Grading: The limits of letters
A few short months ago, students on the campus and at other universities across the country took part in the long tradition of cramming for finals. A marathon of sleep deprivation, cramming is a ritual that has been passed down through the ages and all for the purpose of achieving a lonely letter grade on our transcripts. Those of you looking for whom to thank for this merciless process can look no further than William Farish.
A Cambridge tutor from the 18th century, Farish can either be considered a genius or one of the laziest teachers in history. Up until the Industrial Revolution, teaching consisted mainly of mentorship. But as the 19th century approached, teachers were no longer being paid at a flat rate but awarded based on the number of students they processed. Farish devised the idea of a letter grading system.
What transpired was a grading revolution. While creativity in the classroom was replaced by a more rigid system based on exam performance, Farish could spend less time teaching and more time making money by squeezing out more students. So here we stand today: anxiety-prone, over-caffeinated drones and prisoners of Farish’s little scheme.

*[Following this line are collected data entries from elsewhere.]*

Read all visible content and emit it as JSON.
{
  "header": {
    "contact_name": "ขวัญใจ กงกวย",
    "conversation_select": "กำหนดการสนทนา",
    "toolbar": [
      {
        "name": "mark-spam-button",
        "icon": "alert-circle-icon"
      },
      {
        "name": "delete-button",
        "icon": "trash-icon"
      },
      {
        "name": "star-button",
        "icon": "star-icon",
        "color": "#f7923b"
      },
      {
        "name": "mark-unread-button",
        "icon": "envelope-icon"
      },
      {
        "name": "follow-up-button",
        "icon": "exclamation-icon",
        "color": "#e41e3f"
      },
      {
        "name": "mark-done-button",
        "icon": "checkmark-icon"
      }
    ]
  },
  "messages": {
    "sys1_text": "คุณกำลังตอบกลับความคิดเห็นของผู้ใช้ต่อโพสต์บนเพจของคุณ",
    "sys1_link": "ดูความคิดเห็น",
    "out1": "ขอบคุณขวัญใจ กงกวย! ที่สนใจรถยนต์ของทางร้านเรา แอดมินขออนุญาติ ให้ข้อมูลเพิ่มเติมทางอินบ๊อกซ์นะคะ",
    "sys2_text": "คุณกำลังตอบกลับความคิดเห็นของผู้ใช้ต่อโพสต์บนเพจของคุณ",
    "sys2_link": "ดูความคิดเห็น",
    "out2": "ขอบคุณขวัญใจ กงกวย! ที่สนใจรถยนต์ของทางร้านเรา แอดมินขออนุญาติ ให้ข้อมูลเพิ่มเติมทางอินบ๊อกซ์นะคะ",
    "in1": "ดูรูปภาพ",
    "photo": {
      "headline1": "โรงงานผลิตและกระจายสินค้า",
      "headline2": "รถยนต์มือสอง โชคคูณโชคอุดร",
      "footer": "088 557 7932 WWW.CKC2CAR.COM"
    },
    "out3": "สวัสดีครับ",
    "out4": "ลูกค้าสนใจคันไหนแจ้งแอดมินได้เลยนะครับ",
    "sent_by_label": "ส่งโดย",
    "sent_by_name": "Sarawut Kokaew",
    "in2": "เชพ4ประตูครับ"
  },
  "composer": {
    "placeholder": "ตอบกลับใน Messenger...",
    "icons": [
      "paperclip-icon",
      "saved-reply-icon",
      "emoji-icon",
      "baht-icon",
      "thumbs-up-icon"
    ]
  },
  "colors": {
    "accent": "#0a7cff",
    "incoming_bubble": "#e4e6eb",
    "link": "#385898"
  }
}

But have hope, my fellow inmates: Change may be coming. A movement is growing to move away from the letter grading system and toward a more flexible approach that reduces grade inflation and focuses on the accumulation of knowledge rather than performance. At the annual meeting of the Association of American Colleges and Universities, there were few kind words for the current grading system. Many described grade inflation as out of control, and one professor called grades “the death of composition.”
But what is the alternative? It ranges from narrative evaluations, where students meet with professors to offer their take on the progress of their learning while also hearing the professor’s perspective, to rubrics with clear learning goals. With more and more students studying abroad and grade inflation caused by curving and different teaching techniques, grades have become unreliable.
Skeptics say eliminating grades makes it more difficult to get into professional schools, but it’s quite the contrary: Many law schools, including Yale, Stanford and Berkeley, have eliminated letter grades and award students levels of achievement such as “honors” and “high honors.”
Some also say abandoning the letter grade system will allow students to slack, but in many cases, the workload may actually increase. At Fairhaven College in Washington state, many assignments require a self-evaluation where the students write about their experience working on the assignment they just completed. The workload is also increased for faculty members, who are required to give a detailed analysis of students’ work.
To those with a creative streak, this may sound ideal. But to others who have spent their entire academic careers focused on making the grade, a switch to such an outside-of-the-box approach could prove difficult. But that in itself is proof that a system that awards performance more than knowledge and creativity is flawed.
We hear a lot about how universities are centers for thought and progress, and that may well be true when it comes to research and discovery. But it’s time to help breed that sense of curiosity among undergraduates in classes they may not necessarily be interested in. We are higher education’s future, and it would be best if our knowledge reached further than studying skills.